En zo werd het noodzakelijk om het te doden.

Vrienden, wie van ons heeft niet geprobeerd om zich te ontdoen van een 400-pond $ 7.000 longarm quiltmachine? U weet toch wel hoe moeilijk dat is.

Hier zijn de dingen die ik heb geprobeerd, in chronologische volgorde:

  1. Verkopen op Ebay voor $5.000 plus verzendkosten.
  2. Verkopen op Ebay voor $4.000 met gratis verzending.
  3. Het op Ebay veilen voor wat de hel iemand zou betalen.
  4. Pleidend met de mensen die mijn Ebay veilingen volgden om me te vertellen waarom ze niet zouden bieden.
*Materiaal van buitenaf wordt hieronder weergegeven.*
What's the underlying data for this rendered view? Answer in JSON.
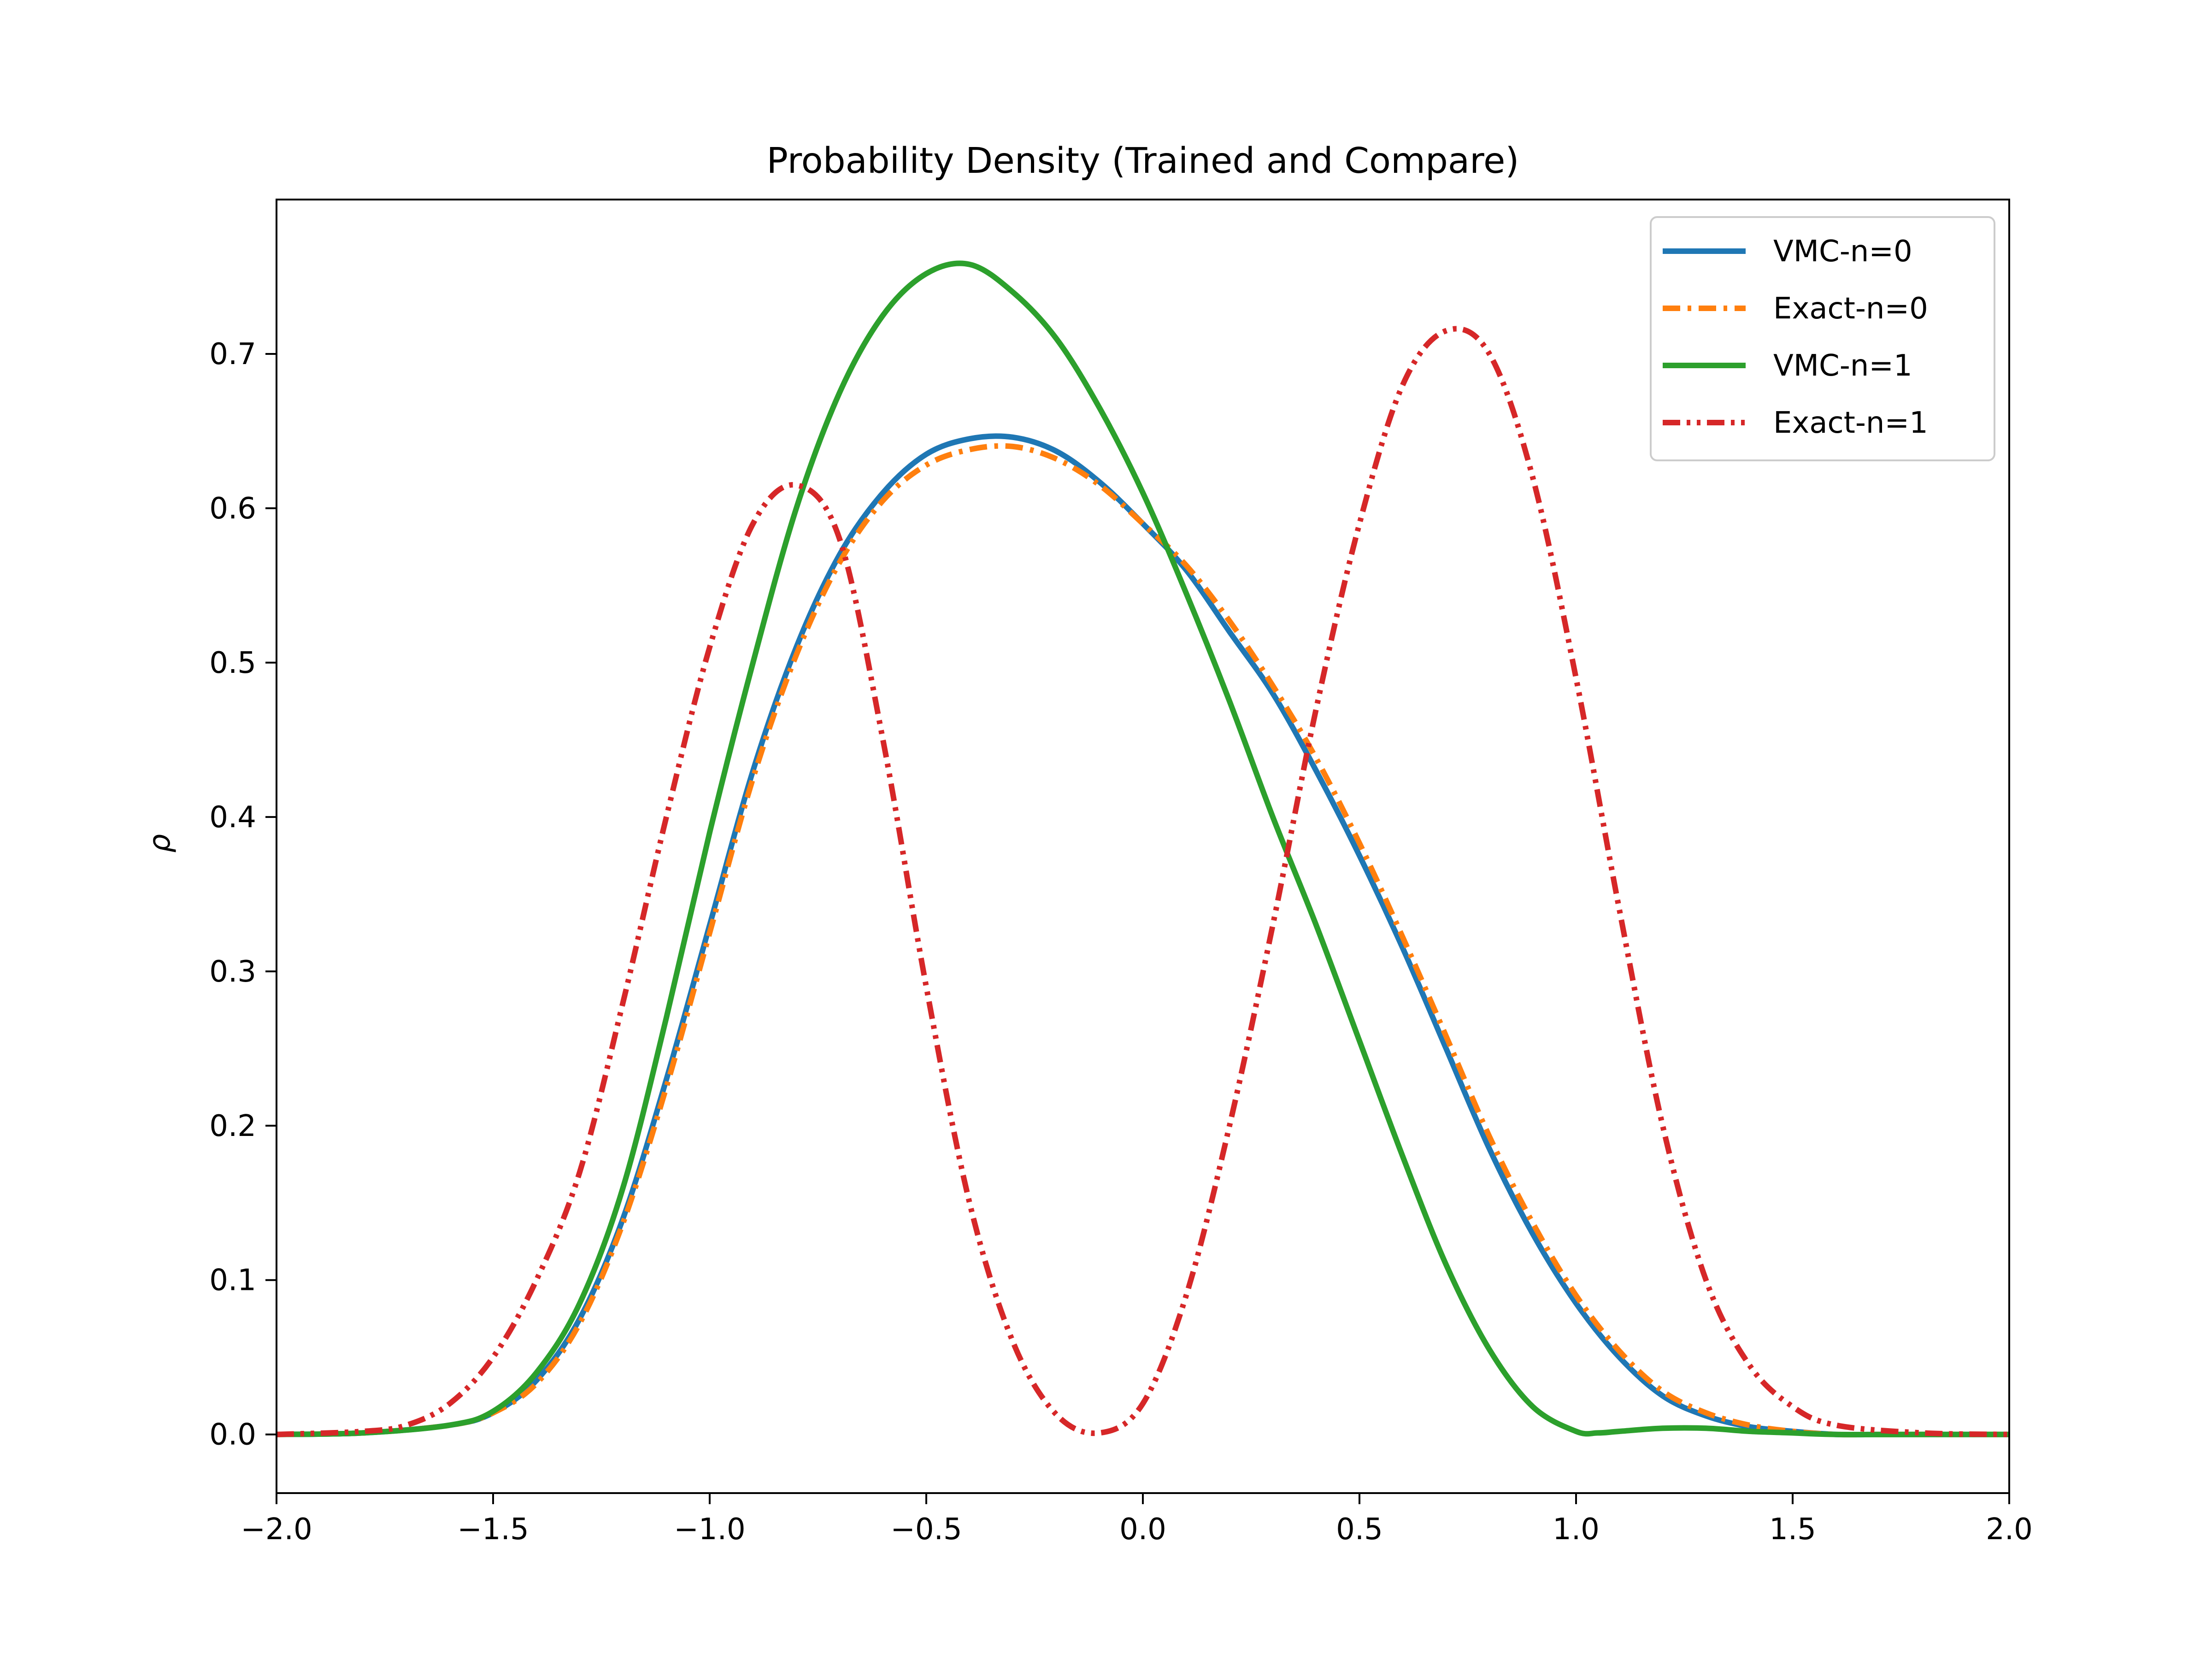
{
  "chart_data": {
    "type": "line",
    "title": "Probability Density (Trained and Compare)",
    "xlabel": "",
    "ylabel": "ρ",
    "xlim": [
      -2.0,
      2.0
    ],
    "ylim": [
      -0.038,
      0.8
    ],
    "grid": false,
    "legend_position": "top-right",
    "x_ticks": [
      {
        "value": -2.0,
        "label": "−2.0"
      },
      {
        "value": -1.5,
        "label": "−1.5"
      },
      {
        "value": -1.0,
        "label": "−1.0"
      },
      {
        "value": -0.5,
        "label": "−0.5"
      },
      {
        "value": 0.0,
        "label": "0.0"
      },
      {
        "value": 0.5,
        "label": "0.5"
      },
      {
        "value": 1.0,
        "label": "1.0"
      },
      {
        "value": 1.5,
        "label": "1.5"
      },
      {
        "value": 2.0,
        "label": "2.0"
      }
    ],
    "y_ticks": [
      {
        "value": 0.0,
        "label": "0.0"
      },
      {
        "value": 0.1,
        "label": "0.1"
      },
      {
        "value": 0.2,
        "label": "0.2"
      },
      {
        "value": 0.3,
        "label": "0.3"
      },
      {
        "value": 0.4,
        "label": "0.4"
      },
      {
        "value": 0.5,
        "label": "0.5"
      },
      {
        "value": 0.6,
        "label": "0.6"
      },
      {
        "value": 0.7,
        "label": "0.7"
      }
    ],
    "series": [
      {
        "name": "VMC-n=0",
        "color": "#1f77b4",
        "line_style": "solid",
        "x": [
          -2.0,
          -1.8,
          -1.6,
          -1.5,
          -1.4,
          -1.3,
          -1.2,
          -1.1,
          -1.0,
          -0.9,
          -0.8,
          -0.7,
          -0.6,
          -0.5,
          -0.4,
          -0.3,
          -0.2,
          -0.1,
          0.0,
          0.1,
          0.2,
          0.3,
          0.4,
          0.5,
          0.6,
          0.7,
          0.8,
          0.9,
          1.0,
          1.1,
          1.2,
          1.3,
          1.4,
          1.5,
          1.6,
          1.7,
          1.8,
          2.0
        ],
        "y": [
          0.0,
          0.001,
          0.006,
          0.014,
          0.035,
          0.075,
          0.14,
          0.23,
          0.33,
          0.43,
          0.51,
          0.57,
          0.61,
          0.635,
          0.645,
          0.646,
          0.637,
          0.617,
          0.59,
          0.56,
          0.52,
          0.48,
          0.43,
          0.375,
          0.315,
          0.25,
          0.185,
          0.13,
          0.085,
          0.05,
          0.025,
          0.012,
          0.005,
          0.002,
          0.0,
          0.0,
          0.0,
          0.0
        ]
      },
      {
        "name": "Exact-n=0",
        "color": "#ff7f0e",
        "line_style": "dashdot",
        "x": [
          -2.0,
          -1.8,
          -1.6,
          -1.5,
          -1.4,
          -1.3,
          -1.2,
          -1.1,
          -1.0,
          -0.9,
          -0.8,
          -0.7,
          -0.6,
          -0.5,
          -0.4,
          -0.3,
          -0.2,
          -0.1,
          0.0,
          0.1,
          0.2,
          0.3,
          0.4,
          0.5,
          0.6,
          0.7,
          0.8,
          0.9,
          1.0,
          1.1,
          1.2,
          1.3,
          1.4,
          1.5,
          1.6,
          1.7,
          1.8,
          2.0
        ],
        "y": [
          0.0,
          0.001,
          0.006,
          0.014,
          0.033,
          0.072,
          0.137,
          0.225,
          0.325,
          0.425,
          0.505,
          0.565,
          0.605,
          0.628,
          0.638,
          0.64,
          0.632,
          0.615,
          0.59,
          0.563,
          0.527,
          0.485,
          0.438,
          0.383,
          0.322,
          0.258,
          0.193,
          0.137,
          0.09,
          0.054,
          0.028,
          0.014,
          0.006,
          0.002,
          0.0,
          0.0,
          0.0,
          0.0
        ]
      },
      {
        "name": "VMC-n=1",
        "color": "#2ca02c",
        "line_style": "solid",
        "x": [
          -2.0,
          -1.8,
          -1.6,
          -1.5,
          -1.4,
          -1.3,
          -1.2,
          -1.1,
          -1.0,
          -0.9,
          -0.8,
          -0.7,
          -0.6,
          -0.5,
          -0.4,
          -0.3,
          -0.2,
          -0.1,
          0.0,
          0.1,
          0.2,
          0.3,
          0.4,
          0.5,
          0.6,
          0.7,
          0.8,
          0.9,
          1.0,
          1.05,
          1.1,
          1.2,
          1.3,
          1.4,
          1.5,
          1.6,
          1.8,
          2.0
        ],
        "y": [
          0.0,
          0.001,
          0.006,
          0.015,
          0.04,
          0.085,
          0.16,
          0.27,
          0.39,
          0.5,
          0.6,
          0.675,
          0.725,
          0.752,
          0.758,
          0.74,
          0.71,
          0.665,
          0.61,
          0.545,
          0.475,
          0.4,
          0.33,
          0.255,
          0.18,
          0.11,
          0.055,
          0.018,
          0.002,
          0.001,
          0.002,
          0.004,
          0.004,
          0.002,
          0.001,
          0.0,
          0.0,
          0.0
        ]
      },
      {
        "name": "Exact-n=1",
        "color": "#d62728",
        "line_style": "dashdotdot",
        "x": [
          -2.0,
          -1.8,
          -1.7,
          -1.6,
          -1.5,
          -1.4,
          -1.3,
          -1.2,
          -1.1,
          -1.0,
          -0.9,
          -0.8,
          -0.7,
          -0.6,
          -0.5,
          -0.4,
          -0.3,
          -0.2,
          -0.1,
          0.0,
          0.1,
          0.2,
          0.3,
          0.4,
          0.5,
          0.6,
          0.7,
          0.8,
          0.9,
          1.0,
          1.1,
          1.2,
          1.3,
          1.4,
          1.5,
          1.6,
          1.8,
          2.0
        ],
        "y": [
          0.0,
          0.002,
          0.006,
          0.02,
          0.05,
          0.1,
          0.17,
          0.28,
          0.4,
          0.51,
          0.59,
          0.615,
          0.58,
          0.45,
          0.29,
          0.15,
          0.06,
          0.013,
          0.001,
          0.02,
          0.09,
          0.2,
          0.33,
          0.47,
          0.59,
          0.68,
          0.715,
          0.7,
          0.62,
          0.49,
          0.34,
          0.2,
          0.1,
          0.045,
          0.018,
          0.006,
          0.001,
          0.0
        ]
      }
    ]
  }
}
Ik kreeg eindelijk een antwoord: mijn machine is een merkloze machine. Iedereen wil een Gammill merk. Nou, Gammill kan een ei gaan zuigen.
  5. Terugsturen naar de fabrikant. Hun gelach steekt nog steeds. Anderhalf jaar lang heb ik het genegeerd. Het ging niet weg.
  6. Het te koop aanbieden op elk online quiltforum op deze planeet.
  7. Invloedrijke longarm quiltdames mailen – ja, er zijn invloedrijke longarm quiltdames, heel veel zelfs – om advies te vragen. Het plaatsen van advertenties in verschillende quilttijdschriften en nieuwsbrieven (ik heb mijn eigen wettig betaalmiddel afgestaan! De machine is aan het winnen.)
  8. Glanzende full-color reclamekaarten laten drukken om uit te delen op de jaarlijkse Machine Quilters’ Expositie, die toevallig in mijn stad wordt gehouden. Vorig jaar kreeg ik eigenlijk drie levende mensen naar mijn studio te komen en naar de quilter te kijken. Een van hen zou vast wel werken! Was mijn optimisme niet vreemd?
  9. In wanhoop, doneer ik het aan het New England Quilt Museum in Lowell, Massachusetts. Ze konden er lessen mee geven of ze konden ze veilen of doen wat musea ook doen met gratis quiltmachines van $7.000. Geen dobbelstenen.
  10. In wanhoop, doneren aan de textielopleiding van de Rhode Island School of Design. Sommige van hun studenten zouden het kunnen gebruiken om ergens een revolutie te ontketenen.

Toen ik vorig jaar uit mijn atelier vertrok, hielp mijn broer Jon me de quilter uit elkaar te halen en in twee enorme houten kratten te verpakken. De quilter, die onraad voelde, beet Jon in zijn duim, wat resulteerde in wat bloedvergieten en slecht karma (zie documentaire foto).

Ik zei tegen de aardige jongeman die na mij de studio betrok dat ik binnen afzienbare tijd van de twee enorme kratten af zou zijn, en of ik ze even in de studio kon laten staan. Ik loog moedig, en omdat hij een aardige jongeman is geloofde hij me en stemde toe. In het jaar daarna heb ik hem in de stad gezien, en hij is niet meer zo aardig geworden. De quilter doet dat met je.

Dezer dagen is mijn 10 voet lange, 400 pond wegende, 7.000 dollar kostende longarm-quiltmachine een splinter van nijdigheid in mijn brein. Sinds ik hem aan de aardige jongeman heb gegeven, hoef ik er niet meer naar om te kijken, maar soms steekt hij toch zijn naalden in mijn hoofd. Dan stapelen de spijtgevoelens zich op: Ik had dat verdomde ding nooit moeten kopen. Ik had het nooit op de aardige jongeman mogen afschuiven. Ik had nooit met die jongen moeten slapen in het eerste jaar van de universiteit. Enzovoort.

Mijn broer heeft een plan. We huren een vrachtwagen, rijden met de quilter naar Boston en nemen hem mee op de veerboot naar Provincetown. Halverwege de veerboottocht kieperen we de longarm-quiltmachine van $7.000 en een gewicht van 400 kilo sierlijk in de baai van Cape Cod. We komen aan in Provincetown en nemen een feestelijk drankje.

Andere ideeën?

Geef een antwoord

Het e-mailadres wordt niet gepubliceerd.